Edward Said: Orientalismus
Tempelberg: Die Geduld Israels ist bewundernswert.“ lautet die Schlagzeile, die von palästinensischen Jugendlichen spricht wie von lästigen Kindern. Sie demonstrierten und starben wegen der gezielten Provokation der israelischen Streitkräfte am Tempelberg. In dem Artikel werden sie als kaltblütige Terroristen dargestellt, ihre Wut als von Europäern zu belächelnde Unvernunft- und das im selben Atemzug. Der Widerspruch macht deutlich, was Said als Orientalismus fasst: ein Blick auf die zum „Orient“ vereinheitlichten Länder und Kulturen, der sich durch rassistische Hochmütigkeit gegenüber den Eroberten auszeichnet.
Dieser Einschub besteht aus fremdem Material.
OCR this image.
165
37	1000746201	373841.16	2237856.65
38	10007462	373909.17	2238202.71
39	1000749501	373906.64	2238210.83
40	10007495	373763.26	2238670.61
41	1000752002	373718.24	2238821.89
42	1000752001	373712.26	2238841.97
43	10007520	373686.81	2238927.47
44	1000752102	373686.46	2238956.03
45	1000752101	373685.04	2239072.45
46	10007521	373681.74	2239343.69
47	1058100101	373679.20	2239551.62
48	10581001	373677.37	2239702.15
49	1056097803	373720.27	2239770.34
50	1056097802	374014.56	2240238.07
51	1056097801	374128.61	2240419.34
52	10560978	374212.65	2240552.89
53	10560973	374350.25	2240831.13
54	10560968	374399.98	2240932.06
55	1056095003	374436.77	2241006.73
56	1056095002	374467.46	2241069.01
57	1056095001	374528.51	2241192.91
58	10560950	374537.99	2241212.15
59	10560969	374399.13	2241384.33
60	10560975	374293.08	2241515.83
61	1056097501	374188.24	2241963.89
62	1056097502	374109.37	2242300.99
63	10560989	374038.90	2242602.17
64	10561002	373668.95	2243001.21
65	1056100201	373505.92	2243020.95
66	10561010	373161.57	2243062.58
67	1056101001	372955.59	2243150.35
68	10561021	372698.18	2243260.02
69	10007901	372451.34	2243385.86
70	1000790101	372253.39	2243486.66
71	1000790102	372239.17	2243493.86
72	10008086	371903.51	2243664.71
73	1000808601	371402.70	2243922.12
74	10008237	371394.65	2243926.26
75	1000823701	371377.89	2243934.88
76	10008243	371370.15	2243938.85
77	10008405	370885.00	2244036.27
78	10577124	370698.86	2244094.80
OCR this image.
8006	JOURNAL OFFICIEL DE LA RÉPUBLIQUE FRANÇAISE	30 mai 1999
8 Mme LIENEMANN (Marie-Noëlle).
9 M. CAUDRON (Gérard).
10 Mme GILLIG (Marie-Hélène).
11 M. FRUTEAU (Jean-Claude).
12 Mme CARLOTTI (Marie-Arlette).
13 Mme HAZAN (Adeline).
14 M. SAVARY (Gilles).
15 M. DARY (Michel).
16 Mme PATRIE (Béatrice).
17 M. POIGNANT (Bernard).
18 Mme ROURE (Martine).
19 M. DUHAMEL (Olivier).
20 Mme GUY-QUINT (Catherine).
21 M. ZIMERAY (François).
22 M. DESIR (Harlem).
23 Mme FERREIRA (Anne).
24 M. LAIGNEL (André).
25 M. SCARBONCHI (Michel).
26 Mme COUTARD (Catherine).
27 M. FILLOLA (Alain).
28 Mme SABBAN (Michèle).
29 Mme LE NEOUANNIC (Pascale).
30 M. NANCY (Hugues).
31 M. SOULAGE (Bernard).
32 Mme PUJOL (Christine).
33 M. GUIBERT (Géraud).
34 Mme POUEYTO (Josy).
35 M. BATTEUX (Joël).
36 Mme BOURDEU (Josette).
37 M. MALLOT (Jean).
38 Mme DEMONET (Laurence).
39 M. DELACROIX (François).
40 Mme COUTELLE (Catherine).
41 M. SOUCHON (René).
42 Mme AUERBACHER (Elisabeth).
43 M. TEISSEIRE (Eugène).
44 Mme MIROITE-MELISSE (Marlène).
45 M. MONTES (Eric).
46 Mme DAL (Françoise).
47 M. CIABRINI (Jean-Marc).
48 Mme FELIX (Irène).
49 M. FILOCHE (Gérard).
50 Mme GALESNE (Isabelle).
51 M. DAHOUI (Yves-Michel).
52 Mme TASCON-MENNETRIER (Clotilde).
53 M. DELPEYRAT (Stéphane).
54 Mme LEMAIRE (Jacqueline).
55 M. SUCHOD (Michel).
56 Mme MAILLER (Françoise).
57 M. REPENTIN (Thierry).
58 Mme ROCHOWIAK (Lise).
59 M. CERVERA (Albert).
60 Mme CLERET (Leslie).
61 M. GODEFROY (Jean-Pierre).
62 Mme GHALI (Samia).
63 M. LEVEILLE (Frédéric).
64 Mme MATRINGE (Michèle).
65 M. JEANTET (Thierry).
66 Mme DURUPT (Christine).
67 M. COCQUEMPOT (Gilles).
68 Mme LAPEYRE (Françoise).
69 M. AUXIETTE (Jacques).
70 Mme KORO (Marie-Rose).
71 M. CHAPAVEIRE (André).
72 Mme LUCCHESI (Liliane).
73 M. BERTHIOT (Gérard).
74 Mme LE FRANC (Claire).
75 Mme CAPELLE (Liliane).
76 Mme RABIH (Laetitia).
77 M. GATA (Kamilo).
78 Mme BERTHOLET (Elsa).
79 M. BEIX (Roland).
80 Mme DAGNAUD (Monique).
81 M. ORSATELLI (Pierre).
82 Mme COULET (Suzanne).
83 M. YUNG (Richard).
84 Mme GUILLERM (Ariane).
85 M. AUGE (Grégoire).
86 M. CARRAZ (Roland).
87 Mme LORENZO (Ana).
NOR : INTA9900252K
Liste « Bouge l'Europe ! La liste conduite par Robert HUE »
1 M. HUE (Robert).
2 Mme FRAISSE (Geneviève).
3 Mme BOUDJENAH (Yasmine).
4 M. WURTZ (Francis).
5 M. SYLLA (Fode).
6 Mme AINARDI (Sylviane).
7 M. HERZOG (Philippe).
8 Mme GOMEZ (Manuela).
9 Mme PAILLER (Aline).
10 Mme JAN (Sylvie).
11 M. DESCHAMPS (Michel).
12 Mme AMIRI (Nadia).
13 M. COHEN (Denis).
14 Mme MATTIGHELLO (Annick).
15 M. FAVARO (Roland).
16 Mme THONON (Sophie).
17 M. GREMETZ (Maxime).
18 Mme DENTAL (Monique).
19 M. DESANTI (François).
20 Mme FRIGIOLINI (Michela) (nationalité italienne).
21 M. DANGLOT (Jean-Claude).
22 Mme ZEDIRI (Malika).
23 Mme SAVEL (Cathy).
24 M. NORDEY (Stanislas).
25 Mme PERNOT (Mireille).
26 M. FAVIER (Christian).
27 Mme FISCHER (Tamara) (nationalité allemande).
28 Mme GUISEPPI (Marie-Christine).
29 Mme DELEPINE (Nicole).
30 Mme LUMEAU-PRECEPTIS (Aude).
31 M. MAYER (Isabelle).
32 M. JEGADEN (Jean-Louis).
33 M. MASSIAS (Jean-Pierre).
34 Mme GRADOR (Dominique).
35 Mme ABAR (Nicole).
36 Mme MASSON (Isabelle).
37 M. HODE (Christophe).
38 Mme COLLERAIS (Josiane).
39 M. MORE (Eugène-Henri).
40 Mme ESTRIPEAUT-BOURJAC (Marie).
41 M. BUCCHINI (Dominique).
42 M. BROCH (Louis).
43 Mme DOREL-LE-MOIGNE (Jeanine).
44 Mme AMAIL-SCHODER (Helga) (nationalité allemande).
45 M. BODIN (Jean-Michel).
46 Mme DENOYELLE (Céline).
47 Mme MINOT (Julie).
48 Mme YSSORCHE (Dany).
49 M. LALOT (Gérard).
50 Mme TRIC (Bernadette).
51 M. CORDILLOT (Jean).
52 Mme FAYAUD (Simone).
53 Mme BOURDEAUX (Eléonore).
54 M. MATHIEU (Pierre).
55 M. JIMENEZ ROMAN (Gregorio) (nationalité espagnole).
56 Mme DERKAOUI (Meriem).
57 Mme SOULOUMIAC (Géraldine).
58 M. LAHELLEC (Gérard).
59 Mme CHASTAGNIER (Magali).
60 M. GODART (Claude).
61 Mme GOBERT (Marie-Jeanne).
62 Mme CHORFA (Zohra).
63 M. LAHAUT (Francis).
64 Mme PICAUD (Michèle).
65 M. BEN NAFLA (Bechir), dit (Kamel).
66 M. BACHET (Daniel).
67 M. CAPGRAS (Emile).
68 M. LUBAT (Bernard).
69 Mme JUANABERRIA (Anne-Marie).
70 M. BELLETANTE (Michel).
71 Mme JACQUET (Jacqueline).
Der „Orientale“ wird dabei in vorgefertigte Kategorien des Anders-sein gepresst: Wenn Europäer normal sind, ist er abartig, sind sie „vernünftig“ ist er zugleich „leichtgläubig, dumm, gefährlich, sündig und wirr“.
Das Spektakel der Anderen
Die europäische Kultur gewann, so Said: „an Stärke und Identität, indem sie sich vom Orient abgrenzte.“ Die Selbstkrönung des Westens zum technisch- und humanistischen Pionier des Fortschritts, geht also Hand in Hand mit dem Zurückdrängen des Orients ins Traditionelle. So wird etwa die Tatsache, dass die Hamas entscheidenden Rückhalt in der Bevölkerung genießt, als Rückständigkeit und religiöser Fanatismus abgetan, obwohl es dafür handfeste politische Gründe gibt, allen voran das Scheitern der „Friedenspolitik“ der PLO bzw. der Fatah.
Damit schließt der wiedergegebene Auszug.